Blade, one of the leading aerial mobility operators, has announced it will acquire Trinity Air Medical next week for a price of $23 million USD. The acquisition unlocks a niche vertical for revenue for Blade as they feel out various use cases for aerial mobility. Trinity, a nationwide, multi-modal organ logistics and transportation company, has extensive experience with its clients and has a unique opportunity to partner with Blade.
Trinity will fit into Blade Aerial Mobility as its own vertical called ‘Blade MediMobility’, with Seth Bacon and Scott Wunsch of Trinity becoming CEO and COO, respectively.
“Trinity’s long-term relationships with organ procurement organizations and transplant centers are a testament to their high-touchpoint approach to organ air transportation, providing seamless solutions for their clients, a perfect fit with Blade’s culture of 24/7 availability and mission redundancy,” said Rob Wiesenthal, Blade’s Chief Executive Officer. “Trinity’s end-to-end services integrate air missions with ground transport.
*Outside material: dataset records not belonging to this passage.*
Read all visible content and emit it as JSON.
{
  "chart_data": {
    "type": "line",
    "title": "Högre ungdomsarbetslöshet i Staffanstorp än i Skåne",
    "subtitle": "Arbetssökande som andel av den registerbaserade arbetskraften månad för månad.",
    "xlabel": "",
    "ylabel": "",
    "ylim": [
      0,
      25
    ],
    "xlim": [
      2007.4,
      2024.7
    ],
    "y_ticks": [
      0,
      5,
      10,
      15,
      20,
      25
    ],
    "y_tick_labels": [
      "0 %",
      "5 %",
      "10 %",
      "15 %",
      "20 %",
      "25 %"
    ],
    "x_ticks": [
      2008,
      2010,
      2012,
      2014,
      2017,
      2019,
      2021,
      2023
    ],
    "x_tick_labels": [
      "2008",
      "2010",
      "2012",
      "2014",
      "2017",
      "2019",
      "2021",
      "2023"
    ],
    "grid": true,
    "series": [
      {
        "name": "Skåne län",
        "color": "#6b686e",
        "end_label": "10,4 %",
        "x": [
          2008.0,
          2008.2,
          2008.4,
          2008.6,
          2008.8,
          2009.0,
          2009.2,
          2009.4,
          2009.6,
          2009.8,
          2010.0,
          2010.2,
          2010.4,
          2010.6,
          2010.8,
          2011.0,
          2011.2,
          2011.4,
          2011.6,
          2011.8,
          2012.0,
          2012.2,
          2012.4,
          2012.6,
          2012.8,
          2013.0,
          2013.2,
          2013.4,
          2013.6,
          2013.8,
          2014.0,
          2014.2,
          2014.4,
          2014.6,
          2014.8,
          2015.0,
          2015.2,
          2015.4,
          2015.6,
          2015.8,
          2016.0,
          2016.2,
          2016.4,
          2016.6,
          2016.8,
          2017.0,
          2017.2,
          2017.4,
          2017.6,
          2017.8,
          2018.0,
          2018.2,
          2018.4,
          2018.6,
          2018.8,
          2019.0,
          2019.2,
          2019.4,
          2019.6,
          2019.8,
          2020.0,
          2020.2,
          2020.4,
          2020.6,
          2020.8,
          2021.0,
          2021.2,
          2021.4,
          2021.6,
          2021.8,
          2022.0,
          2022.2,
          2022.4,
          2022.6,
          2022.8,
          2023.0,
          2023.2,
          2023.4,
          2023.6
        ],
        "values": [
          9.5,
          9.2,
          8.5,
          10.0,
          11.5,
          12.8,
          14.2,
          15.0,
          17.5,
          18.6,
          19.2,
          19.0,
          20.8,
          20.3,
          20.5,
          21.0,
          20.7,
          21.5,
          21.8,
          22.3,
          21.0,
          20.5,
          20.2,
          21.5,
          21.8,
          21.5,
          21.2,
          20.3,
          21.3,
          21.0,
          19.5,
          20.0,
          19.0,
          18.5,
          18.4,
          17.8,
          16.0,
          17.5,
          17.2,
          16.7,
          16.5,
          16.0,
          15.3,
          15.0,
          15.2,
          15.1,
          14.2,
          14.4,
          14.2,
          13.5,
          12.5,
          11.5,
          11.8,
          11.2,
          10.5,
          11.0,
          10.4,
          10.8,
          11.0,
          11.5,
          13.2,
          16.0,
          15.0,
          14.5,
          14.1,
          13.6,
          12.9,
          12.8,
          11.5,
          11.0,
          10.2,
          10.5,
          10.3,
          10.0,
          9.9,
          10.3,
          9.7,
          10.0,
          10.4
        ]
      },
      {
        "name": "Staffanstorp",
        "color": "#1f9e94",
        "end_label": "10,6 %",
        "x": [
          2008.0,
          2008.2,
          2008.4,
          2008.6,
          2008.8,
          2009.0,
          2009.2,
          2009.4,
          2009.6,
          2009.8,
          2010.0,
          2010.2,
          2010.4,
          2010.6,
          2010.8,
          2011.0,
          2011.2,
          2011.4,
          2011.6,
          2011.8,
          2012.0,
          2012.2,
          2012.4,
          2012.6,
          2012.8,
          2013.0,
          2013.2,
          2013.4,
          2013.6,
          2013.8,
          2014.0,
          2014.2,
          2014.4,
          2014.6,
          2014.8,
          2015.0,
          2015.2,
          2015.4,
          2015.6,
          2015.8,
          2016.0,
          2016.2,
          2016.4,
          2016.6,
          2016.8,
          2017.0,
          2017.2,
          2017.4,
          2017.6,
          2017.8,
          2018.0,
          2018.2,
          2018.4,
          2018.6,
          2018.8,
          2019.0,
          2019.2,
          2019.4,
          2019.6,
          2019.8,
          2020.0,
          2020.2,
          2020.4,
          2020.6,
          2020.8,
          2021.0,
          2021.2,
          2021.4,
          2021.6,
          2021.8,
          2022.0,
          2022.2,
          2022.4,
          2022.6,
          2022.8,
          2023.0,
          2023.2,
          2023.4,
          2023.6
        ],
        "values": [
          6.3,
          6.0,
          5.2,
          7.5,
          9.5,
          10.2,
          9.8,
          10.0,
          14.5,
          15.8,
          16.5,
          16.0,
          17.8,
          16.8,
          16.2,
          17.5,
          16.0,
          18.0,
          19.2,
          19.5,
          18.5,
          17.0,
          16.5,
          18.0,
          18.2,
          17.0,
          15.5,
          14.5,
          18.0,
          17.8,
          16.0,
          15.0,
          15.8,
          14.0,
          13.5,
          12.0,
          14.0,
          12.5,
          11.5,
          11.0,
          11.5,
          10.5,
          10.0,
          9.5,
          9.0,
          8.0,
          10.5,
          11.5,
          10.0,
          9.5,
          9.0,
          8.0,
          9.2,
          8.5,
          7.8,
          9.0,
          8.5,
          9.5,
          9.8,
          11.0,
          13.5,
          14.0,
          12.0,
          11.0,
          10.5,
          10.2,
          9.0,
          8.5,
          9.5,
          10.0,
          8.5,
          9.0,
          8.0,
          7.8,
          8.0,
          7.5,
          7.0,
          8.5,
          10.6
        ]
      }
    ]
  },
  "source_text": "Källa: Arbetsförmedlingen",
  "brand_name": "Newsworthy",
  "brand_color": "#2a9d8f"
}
Given the existence of landing pads at most hospitals today, we have the ability to immediately replace Trinity’s ambulances with helicopters on certain hospital-to-hospital missions, while preparing for a transition to both existing ‘last-mile’ cargo drones as well as Electric Vertical Aircraft, as soon as they become available.”
“Recent advances in organ preservation technology have resulted in consistently increasing demand for point-to-point organ air transport over longer distances,” said Seth Bacon, CEO of Trinity. “Blade’s scale in air transport missions coupled with their aerospace manufacturer relationships position us to continue expanding share in today’s growing market, while laying the groundwork to deploy forthcoming drone and Electric Vertical Aircraft technology, which will reduce transit times and improve patient outcomes.”
“We are already working hand-in-hand with Blade’s MediMobility team on organ air transport missions,” said Scott Wunsch, COO of Trinity. “We look forward to implementing best practices from both organizations, which I am confident will result in faster, more efficient and more cost-effective service for our collective client base.”
Why it matters: Aerial mobility technology offers opportunities for operators like Blade to build out a multitude of business segments. With the coming advent of autonomous UAS activity, Blade could even be able to deliver organs without the need for a pilot. Efficient organ air transportation, although complex, offers the medical industry an opportunity to deliver organs to patients in need quieter, cleaner, and more quickly than ever before.